Option B suggests reducing the number of hyperparameters in the optimization by removing the eta hyperparameter from the hyperparameter tuning job. Eta is a learning rate hyperparameter that controls the step size of the gradient descent algorithm used in XGBoost. Reducing the eta hyperparameter may lead to faster convergence of the gradient descent algorithm, but it may also result in a suboptimal model. Therefore, option B may not be the best approach to improve the results of the hyperparameter tuning job.

Option C suggests adjusting the range of values for each of the hyperparameters to a smaller range of values. This option can be a useful approach to improve the results of the hyperparameter tuning job as it helps to reduce the computational complexity of the job by limiting the search space. A smaller range of values may also help the hyperparameter tuning algorithm to focus on the most promising hyperparameters. Therefore, option C is a reasonable approach to improve the results of the hyperparameter tuning job.

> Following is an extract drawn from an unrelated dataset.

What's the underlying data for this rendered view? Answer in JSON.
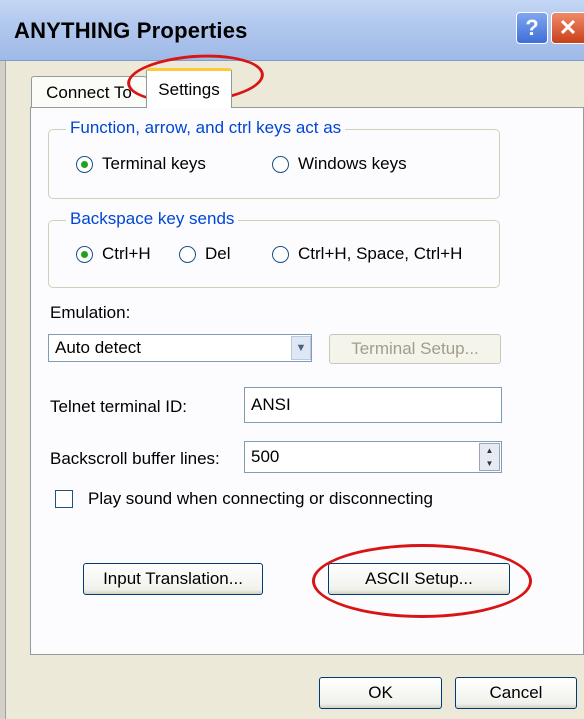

Option D suggests adjusting the range of values for each of the hyperparameters to a larger range of values. However, this approach is not recommended as it will increase the computational complexity of the hyperparameter tuning job, making it even more challenging to find the optimal set of hyperparameters.

In summary, to improve the results of the hyperparameter tuning job for the XGBoost SageMaker built-in algorithm, the machine learning specialist should consider adjusting the range of values for each of the hyperparameters to a smaller range of values (option C). This approach will help to reduce the computational complexity of the job and focus the hyperparameter tuning algorithm on the most promising hyperparameters.